В любом случае Скотт-то уж точно изменяет, и я думаю, что взгляд Мауры на мой брак слегка затуманен тем фактом, что она сама ошиблась в выборе. Как говорит Дафна, предпочла «красивого Скотта» «милому Найлсу». И поэтому неудивительно, если сестра годами завидовала нашим с Беном отношениям, вполне идеальным внутри, а значит, со стороны кажущимися еще более совершенными.

И пусть она не завидует моему счастью, Бен все равно является постоянным напоминанием о том, что она могла бы иметь, и потому Маура очень хочет, чтобы я ценила свой брак и берегла его. Так что она наверняка посоветует мне родить ребенка, чтобы удержать Бена. Скажет, что я должна пойти на что угодно, лишь бы его удержать. А я совершенно не хочу этого слышать.

Доводы Дафны меньше затронут наши с Беном отношения, но будут обусловлены её помешательством на деторождении. Это вроде фильтра, сквозь который она смотрит на весь окружающий мир. Она и её муж Тони уже почти два года пытаются зачать ребенка. Вначале они практиковали старомодный способ: выпивали бутылку вина, заваливались в постель и надеялись на задержку. С тех пор их мания докатилась до покупки тестов на овуляцию, составление календарей благоприятных для зачатия дней и споров о графике месячных. Сейчас Дафна принимает кломид и подбирает клинику по лечению бесплодия.

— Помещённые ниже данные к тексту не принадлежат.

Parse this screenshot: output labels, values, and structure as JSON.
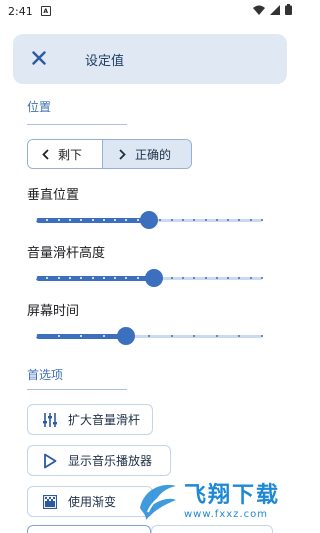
{
  "status_bar": {
    "time": "2:41",
    "notification_icon": "notification-a-icon",
    "icons": [
      "wifi-icon",
      "signal-icon",
      "battery-icon"
    ]
  },
  "header": {
    "close_icon": "close-icon",
    "title": "设定值"
  },
  "position_section": {
    "title": "位置",
    "toggle": {
      "left_label": "剩下",
      "right_label": "正确的",
      "selected": "right"
    }
  },
  "sliders": [
    {
      "label": "垂直位置",
      "value": 0.5,
      "ticks": 21
    },
    {
      "label": "音量滑杆高度",
      "value": 0.52,
      "ticks": 21
    },
    {
      "label": "屏幕时间",
      "value": 0.4,
      "ticks": 11
    }
  ],
  "preferences_section": {
    "title": "首选项",
    "buttons": [
      {
        "label": "扩大音量滑杆",
        "icon": "sliders-icon"
      },
      {
        "label": "显示音乐播放器",
        "icon": "play-icon"
      },
      {
        "label": "使用渐变",
        "icon": "gradient-icon"
      }
    ]
  },
  "watermark": {
    "brand": "飞翔下载",
    "url": "www.fxxz.com"
  },
  "colors": {
    "accent": "#3c6fbd",
    "header_bg": "#dfe8f3",
    "selected_bg": "#dde7f4",
    "section_title": "#3f72b8",
    "watermark": "#1e88d8"
  }
}
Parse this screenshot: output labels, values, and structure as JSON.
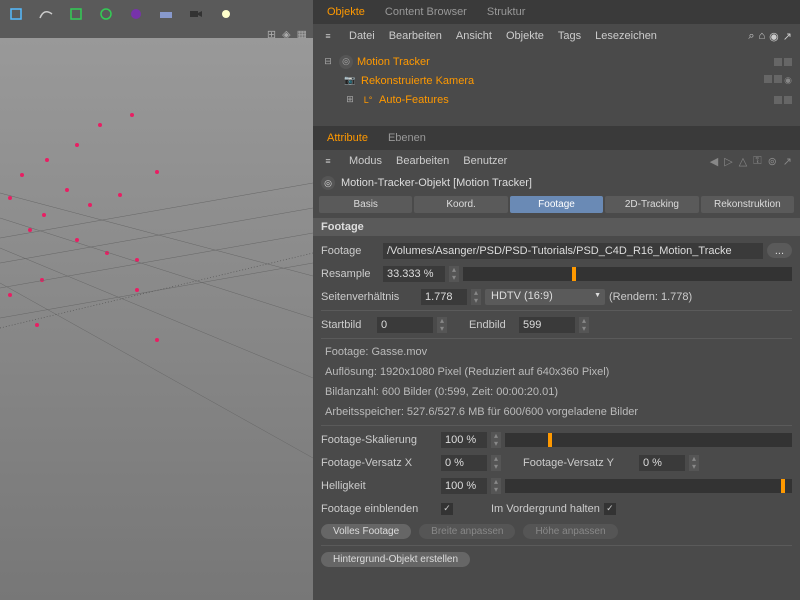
{
  "tabs": {
    "objects": "Objekte",
    "content_browser": "Content Browser",
    "struktur": "Struktur"
  },
  "menu": {
    "datei": "Datei",
    "bearbeiten": "Bearbeiten",
    "ansicht": "Ansicht",
    "objekte": "Objekte",
    "tags": "Tags",
    "lesezeichen": "Lesezeichen"
  },
  "tree": {
    "motion_tracker": "Motion Tracker",
    "rek_kamera": "Rekonstruierte Kamera",
    "auto_features": "Auto-Features"
  },
  "attr_tabs": {
    "attribute": "Attribute",
    "ebenen": "Ebenen"
  },
  "attr_menu": {
    "modus": "Modus",
    "bearbeiten": "Bearbeiten",
    "benutzer": "Benutzer"
  },
  "obj_title": "Motion-Tracker-Objekt [Motion Tracker]",
  "nav": {
    "basis": "Basis",
    "koord": "Koord.",
    "footage": "Footage",
    "tracking": "2D-Tracking",
    "rekon": "Rekonstruktion"
  },
  "section": "Footage",
  "form": {
    "footage_lbl": "Footage",
    "footage_path": "/Volumes/Asanger/PSD/PSD-Tutorials/PSD_C4D_R16_Motion_Tracke",
    "resample_lbl": "Resample",
    "resample_val": "33.333 %",
    "aspect_lbl": "Seitenverhältnis",
    "aspect_val": "1.778",
    "aspect_preset": "HDTV (16:9)",
    "render_txt": "(Rendern: 1.778)",
    "startbild_lbl": "Startbild",
    "startbild_val": "0",
    "endbild_lbl": "Endbild",
    "endbild_val": "599",
    "info_footage": "Footage: Gasse.mov",
    "info_res": "Auflösung: 1920x1080 Pixel (Reduziert auf 640x360 Pixel)",
    "info_frames": "Bildanzahl: 600 Bilder (0:599, Zeit: 00:00:20.01)",
    "info_mem": "Arbeitsspeicher: 527.6/527.6 MB für 600/600 vorgeladene Bilder",
    "scale_lbl": "Footage-Skalierung",
    "scale_val": "100 %",
    "offset_x_lbl": "Footage-Versatz X",
    "offset_x_val": "0 %",
    "offset_y_lbl": "Footage-Versatz Y",
    "offset_y_val": "0 %",
    "brightness_lbl": "Helligkeit",
    "brightness_val": "100 %",
    "show_footage_lbl": "Footage einblenden",
    "foreground_lbl": "Im Vordergrund halten",
    "full_btn": "Volles Footage",
    "width_btn": "Breite anpassen",
    "height_btn": "Höhe anpassen",
    "bg_btn": "Hintergrund-Objekt erstellen",
    "browse": "..."
  }
}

Мне было больно видеть ежемесячные терзания сестры и то, как безуспешная борьба её меняла, как Дафна становилась все более и более желчной с каждым ребенком, появлявшимся в семьях её друзей. Она всерьез возмущается, что другим людям дети достаются без труда, и даже в пух и прах разругалась со своей подругой Келли, когда та во время медового месяца забеременела разнополыми близнецами. Маура сказала Дафне, что той стоило бы порадоваться за Келли (возможно, это и правда, но, по-моему, говорить такое было вовсе необязательно), и мои сестры крупно повздорили. Дафна бросила трубку и быстро набрала мой номер, желая перетянуть меня на свою сторону. Маура тут же позвонила мне по второй линии, так как ей не терпелось поведать свою версию перебранки. Дафна, услышав звонок, крикнула: «Даже не смей отвечать по второй линии!», а затем пустилась в лихорадочные объяснения своей точки зрения. Она настаивала, что ссора с Келли не имеет никакого отношения к тому, что той незаслуженно дарованы близнецы, а причина в заявлении Келли, что та назовет дочку Стеллой. «Это же мое имя», – повторила Дафна, наверное, раз десять. Я поборола искушение ввернуть: «Нет, тебя, вообще-то, зовут Дафной» и заверила сестру, что мне не по душе аллитерация в именах (фамилия Дафны – Секко). Я сказала, что «Стелла Секко» звучит как псевдоним стриптизерши, и если бы я получила резюме от соискательницы с таким именем, то немедленно выбросила бы его, даже не заметив, что она фулбрайтовская стипендиатка. Затем последовала долгая дискуссия об именах для детей – а эту тему я нахожу нелепой и утомительной, если только у собеседницы не остались считанные месяцы на принятие окончательного решения. Обсуждать имена, еще не будучи беременной, почти так же нелепо, как пытаться монопольно застолбить какое-то конкретное имя.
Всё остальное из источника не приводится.